In a similar way to accessing data from a THREDDS server using OPeNDAP, we’ll need to load a data catalog from a URL, and parse the results to find the URL for the dataset we want. Let’s do that below.

url_pcic_catalog = "https://data.pacificclimate.org/portal/gridded_observations/catalog/catalog.json"
with requests.get(url_pcic_catalog) as r:
    datasets = json.loads(r.content)
print(datasets.keys())
dict_keys(['tasmin_day_PCIC_BLEND_v1_historical_19500101-20121231_Canada', 'pr_day_TPS_NWNA_v1_historical_19450101-20121231', 'pr_day_ANUSPLIN_CDA_v2012.1_historical_19500101-20101231', 'pr_day_PCIC_BLEND_v1_historical_19500101-20121231_Canada', 'tasmax_day_TPS_NWNA_v1_historical_19450101-20121231', 'tasmin_day_TPS_NWNA_v1_historical_19450101-20121231', 'tasmin_day_ANUSPLIN_CDA_v2012.1_historical_19500101-20101231', 'tasmax_day_PCIC_BLEND_v1_historical_19500101-20121231_Canada', 'tasmax_day_ANUSPLIN_CDA_v2012.1_historical_19500101-20101231', 'wind_day_TPS_NWNA_v1_historical_19450101-20121231'])

datasets is a Python dictionary object, where the keys are the names of each dataset stored in this data catalog. The ones with ANUSPLIN in their name are the NRCAN gridded observations. Unlike PAVICS, each variable is in its own dataset, so if you only want the precipitation data, you don’t need to download the daily max and min temperature data as well.

If you want to download a subset (either spatially or temporally) of the data, you can add an extension to the URL indicating the slices of the data array to access (inclusive of the ending index, which is different from Python-style array slicing). For example, the code below will download the first 10 timesteps of the precipitation data, for a 10 \(\times\) 20 (lat \(\times\) lon) grid cell box somewhere in the domain. To help inform your data selection for spatial regions, it could be helpful to download a sample for a single timestep that covers the whole domain, and then figure out which indices of the latitude and longitude arrays correspond to the bounding box you desire.

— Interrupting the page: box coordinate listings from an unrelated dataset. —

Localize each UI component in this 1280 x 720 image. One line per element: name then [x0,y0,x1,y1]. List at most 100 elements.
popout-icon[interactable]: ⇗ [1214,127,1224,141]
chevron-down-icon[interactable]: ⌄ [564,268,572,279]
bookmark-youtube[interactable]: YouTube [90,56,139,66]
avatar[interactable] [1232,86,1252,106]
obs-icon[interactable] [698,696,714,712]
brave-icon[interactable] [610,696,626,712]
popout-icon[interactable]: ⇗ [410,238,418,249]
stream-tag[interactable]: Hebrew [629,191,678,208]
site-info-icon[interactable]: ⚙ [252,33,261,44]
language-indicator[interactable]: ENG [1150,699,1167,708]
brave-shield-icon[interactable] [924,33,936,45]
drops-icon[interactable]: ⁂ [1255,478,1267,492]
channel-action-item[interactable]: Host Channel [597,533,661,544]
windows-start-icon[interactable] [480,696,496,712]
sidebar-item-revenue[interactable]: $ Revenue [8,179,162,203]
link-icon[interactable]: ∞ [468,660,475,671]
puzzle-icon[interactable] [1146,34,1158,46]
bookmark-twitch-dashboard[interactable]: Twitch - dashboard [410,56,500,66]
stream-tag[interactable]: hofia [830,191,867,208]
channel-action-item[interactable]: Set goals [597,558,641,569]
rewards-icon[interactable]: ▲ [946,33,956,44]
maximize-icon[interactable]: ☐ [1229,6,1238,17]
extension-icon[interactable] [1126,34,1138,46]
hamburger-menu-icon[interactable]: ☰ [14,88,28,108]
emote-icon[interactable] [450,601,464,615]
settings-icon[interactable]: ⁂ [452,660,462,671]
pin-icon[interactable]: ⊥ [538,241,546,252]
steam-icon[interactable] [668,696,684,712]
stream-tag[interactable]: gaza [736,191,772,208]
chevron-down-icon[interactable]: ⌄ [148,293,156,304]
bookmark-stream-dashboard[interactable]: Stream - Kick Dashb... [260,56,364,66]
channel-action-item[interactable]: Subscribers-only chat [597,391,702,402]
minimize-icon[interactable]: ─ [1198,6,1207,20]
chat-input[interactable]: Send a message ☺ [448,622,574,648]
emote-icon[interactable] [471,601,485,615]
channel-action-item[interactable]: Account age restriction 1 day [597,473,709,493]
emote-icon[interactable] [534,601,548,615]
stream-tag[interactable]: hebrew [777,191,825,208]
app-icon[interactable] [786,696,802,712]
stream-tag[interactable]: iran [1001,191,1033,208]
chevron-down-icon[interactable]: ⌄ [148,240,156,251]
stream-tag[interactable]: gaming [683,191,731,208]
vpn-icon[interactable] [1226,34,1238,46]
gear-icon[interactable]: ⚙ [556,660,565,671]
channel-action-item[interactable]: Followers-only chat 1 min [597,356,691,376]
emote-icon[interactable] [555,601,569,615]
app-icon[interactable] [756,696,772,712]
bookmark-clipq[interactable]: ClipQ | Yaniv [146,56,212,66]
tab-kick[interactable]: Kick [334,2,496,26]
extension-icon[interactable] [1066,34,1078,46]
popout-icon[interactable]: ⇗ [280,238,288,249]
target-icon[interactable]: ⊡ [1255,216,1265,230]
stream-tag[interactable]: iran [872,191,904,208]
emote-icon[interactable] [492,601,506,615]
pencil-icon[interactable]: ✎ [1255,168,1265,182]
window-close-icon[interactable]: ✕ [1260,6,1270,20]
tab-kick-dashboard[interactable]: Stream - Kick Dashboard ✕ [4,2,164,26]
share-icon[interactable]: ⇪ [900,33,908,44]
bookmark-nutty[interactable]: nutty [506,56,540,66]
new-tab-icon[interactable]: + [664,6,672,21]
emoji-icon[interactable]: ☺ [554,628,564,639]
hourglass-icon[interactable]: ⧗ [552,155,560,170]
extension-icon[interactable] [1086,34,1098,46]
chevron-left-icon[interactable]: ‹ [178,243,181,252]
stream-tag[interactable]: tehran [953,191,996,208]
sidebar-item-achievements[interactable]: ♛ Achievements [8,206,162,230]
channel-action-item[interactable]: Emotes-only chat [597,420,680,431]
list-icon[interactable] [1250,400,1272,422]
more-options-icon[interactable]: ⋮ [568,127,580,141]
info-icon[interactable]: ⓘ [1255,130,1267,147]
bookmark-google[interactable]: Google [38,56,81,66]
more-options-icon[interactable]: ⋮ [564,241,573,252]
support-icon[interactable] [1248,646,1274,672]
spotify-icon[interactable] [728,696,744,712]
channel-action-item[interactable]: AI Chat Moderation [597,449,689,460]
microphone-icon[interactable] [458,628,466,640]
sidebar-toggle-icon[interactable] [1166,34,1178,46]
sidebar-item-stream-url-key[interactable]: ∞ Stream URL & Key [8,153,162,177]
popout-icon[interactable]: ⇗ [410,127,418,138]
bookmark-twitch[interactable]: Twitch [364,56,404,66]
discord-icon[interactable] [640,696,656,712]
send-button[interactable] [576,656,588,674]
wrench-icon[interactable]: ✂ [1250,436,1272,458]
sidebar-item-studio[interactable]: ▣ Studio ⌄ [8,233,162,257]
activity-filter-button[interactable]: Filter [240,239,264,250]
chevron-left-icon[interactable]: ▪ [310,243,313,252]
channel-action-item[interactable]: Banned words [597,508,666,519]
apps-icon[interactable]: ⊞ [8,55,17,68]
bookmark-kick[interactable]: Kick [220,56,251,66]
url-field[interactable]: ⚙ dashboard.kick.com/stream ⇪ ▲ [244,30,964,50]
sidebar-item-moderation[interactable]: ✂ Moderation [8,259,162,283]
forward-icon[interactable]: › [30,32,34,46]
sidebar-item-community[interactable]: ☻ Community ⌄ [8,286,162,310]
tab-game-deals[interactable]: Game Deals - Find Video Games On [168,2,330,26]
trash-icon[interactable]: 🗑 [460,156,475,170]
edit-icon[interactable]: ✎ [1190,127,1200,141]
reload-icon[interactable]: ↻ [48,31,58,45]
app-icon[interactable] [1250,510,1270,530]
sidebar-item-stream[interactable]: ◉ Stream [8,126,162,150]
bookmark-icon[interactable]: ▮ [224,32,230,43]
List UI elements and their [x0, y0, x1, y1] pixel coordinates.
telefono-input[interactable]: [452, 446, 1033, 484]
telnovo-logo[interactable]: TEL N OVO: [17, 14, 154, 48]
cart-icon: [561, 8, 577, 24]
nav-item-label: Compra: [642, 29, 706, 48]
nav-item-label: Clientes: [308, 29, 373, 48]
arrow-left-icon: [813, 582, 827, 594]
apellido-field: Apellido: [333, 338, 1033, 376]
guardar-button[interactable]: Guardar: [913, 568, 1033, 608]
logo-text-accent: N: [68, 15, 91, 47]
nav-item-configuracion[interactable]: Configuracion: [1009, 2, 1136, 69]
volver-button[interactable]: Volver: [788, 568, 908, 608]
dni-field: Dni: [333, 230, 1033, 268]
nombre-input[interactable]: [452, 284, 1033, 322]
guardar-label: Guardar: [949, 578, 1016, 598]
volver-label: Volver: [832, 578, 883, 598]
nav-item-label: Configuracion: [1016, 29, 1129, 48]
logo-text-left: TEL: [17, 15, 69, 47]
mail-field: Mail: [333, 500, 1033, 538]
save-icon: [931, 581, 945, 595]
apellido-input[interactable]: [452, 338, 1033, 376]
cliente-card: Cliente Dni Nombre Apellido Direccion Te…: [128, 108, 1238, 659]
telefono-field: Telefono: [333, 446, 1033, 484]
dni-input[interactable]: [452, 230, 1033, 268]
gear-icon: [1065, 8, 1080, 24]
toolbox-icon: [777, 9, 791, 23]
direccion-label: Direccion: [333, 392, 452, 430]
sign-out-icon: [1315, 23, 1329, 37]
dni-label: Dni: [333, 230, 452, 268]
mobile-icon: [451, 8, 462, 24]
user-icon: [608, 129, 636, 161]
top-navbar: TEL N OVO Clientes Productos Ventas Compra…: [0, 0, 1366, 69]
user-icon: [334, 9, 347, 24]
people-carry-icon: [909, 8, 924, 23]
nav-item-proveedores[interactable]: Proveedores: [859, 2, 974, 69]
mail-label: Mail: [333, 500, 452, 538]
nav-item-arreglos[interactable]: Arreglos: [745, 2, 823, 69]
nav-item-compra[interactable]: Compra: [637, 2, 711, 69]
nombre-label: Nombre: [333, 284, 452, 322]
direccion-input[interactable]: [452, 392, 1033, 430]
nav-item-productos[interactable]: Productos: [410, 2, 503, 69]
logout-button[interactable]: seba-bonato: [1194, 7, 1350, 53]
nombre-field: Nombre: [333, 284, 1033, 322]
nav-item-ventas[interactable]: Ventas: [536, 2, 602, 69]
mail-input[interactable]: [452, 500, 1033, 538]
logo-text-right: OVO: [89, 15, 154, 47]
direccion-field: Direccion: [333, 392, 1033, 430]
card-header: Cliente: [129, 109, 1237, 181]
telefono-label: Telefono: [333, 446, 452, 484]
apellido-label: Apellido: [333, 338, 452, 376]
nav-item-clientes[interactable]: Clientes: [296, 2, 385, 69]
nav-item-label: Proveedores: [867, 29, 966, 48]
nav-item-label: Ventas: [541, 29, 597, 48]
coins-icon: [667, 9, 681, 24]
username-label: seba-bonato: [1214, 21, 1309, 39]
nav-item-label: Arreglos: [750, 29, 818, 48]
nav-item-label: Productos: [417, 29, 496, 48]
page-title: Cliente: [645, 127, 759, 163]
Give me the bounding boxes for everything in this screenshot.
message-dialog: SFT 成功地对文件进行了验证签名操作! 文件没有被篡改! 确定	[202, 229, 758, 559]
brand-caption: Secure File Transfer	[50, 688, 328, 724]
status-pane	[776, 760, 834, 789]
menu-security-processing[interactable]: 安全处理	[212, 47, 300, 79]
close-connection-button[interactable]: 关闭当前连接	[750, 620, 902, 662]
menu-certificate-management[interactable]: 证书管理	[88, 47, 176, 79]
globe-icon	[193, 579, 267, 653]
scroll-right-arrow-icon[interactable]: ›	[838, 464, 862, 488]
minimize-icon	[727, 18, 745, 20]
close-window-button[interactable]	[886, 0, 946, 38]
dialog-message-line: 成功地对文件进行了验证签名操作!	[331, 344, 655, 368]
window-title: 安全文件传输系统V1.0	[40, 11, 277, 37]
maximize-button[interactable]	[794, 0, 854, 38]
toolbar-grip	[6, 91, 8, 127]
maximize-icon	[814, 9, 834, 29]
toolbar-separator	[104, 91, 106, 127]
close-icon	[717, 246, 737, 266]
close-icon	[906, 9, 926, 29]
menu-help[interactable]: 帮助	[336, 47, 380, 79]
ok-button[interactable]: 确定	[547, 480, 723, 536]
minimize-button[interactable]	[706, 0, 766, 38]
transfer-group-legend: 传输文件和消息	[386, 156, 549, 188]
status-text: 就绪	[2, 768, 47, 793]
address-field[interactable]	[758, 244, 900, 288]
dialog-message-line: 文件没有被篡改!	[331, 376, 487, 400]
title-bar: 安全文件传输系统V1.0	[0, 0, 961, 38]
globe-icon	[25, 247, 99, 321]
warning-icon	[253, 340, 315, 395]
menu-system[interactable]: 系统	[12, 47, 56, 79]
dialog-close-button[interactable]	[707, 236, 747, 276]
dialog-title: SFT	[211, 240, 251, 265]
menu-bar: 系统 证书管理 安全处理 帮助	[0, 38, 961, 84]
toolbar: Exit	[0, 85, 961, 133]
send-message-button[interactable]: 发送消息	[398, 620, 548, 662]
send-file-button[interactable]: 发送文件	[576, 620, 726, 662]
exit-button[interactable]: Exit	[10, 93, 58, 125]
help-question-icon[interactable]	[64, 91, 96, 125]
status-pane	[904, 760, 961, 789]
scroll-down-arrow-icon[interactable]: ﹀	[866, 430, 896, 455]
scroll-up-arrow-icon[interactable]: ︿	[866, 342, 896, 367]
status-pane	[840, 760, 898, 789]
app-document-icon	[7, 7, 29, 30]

url_download = datasets["pr_day_ANUSPLIN_CDA_v2012.1_historical_19500101-20101231"]
url_download_subset = url_download + "?pr[0:9][150:159][330:349]"
filename_to_write = "nrcan_data/test_NRCAN_download.nc"
download(url_download_subset, filename_to_write)
Downloading  nrcan_data/test_NRCAN_download.nc
  0%|                                              | 0.00/10.0 [00:00<?, ?MiB/s]
 30%|███████████▋                           | 3.00/10.0 [00:00<00:00, 10.7MiB/s]
 90%|███████████████████████████████████    | 9.00/10.0 [00:00<00:00, 22.5MiB/s]
11.0MiB [00:00, 23.3MiB/s]                                                      

Since this was only a tiny subset of the data (which we could have certainly accessed via OPeNDAP), the download was very quick, but when the subset of the data is larger, it can take over an hour for the download to complete (depending on the volume of data and the speed of your connection). Once completed, you can open the file using xr.open_dataset() and manipulate it in exactly the same way as the examples above.

ds_downloaded = xr.open_dataset(filename_to_write)
fig, ax = plt.subplots(subplot_kw = dict(projection = ccrs.PlateCarree(), 
                                         transform = ccrs.PlateCarree()))
ds_downloaded.pr.isel(time = 5).plot.contourf(ax = ax)
ax.coastlines()
ax.set_xticks(ds_downloaded.lon[::4])
ax.set_yticks(ds_downloaded.lat[::2])
plt.show()
../_images/3f78fc1bc1b5bbf0b0293516db3e919fec70e50433f86bbc3e47cb19a54f48d0.png

Appendix: Other gridded observational datasets#

The NRCan gridded observations have daily temporal frequency and include spatial coverage for Canada only - if you require coverage for other regions or sub-daily data, you may be able to find what you’re looking for by searching the NCAR Climate Data Guide, or you may need to rely on reanalysis data (described in the next section).

Another commonly used gridded observational dataset, with coverage over southern Canada, the contiguous United States, and Mexico, is the Livneh dataset. Further information about this dataset, how it was created, and how to access it, can be found on its NCAR Climate Data Guide page.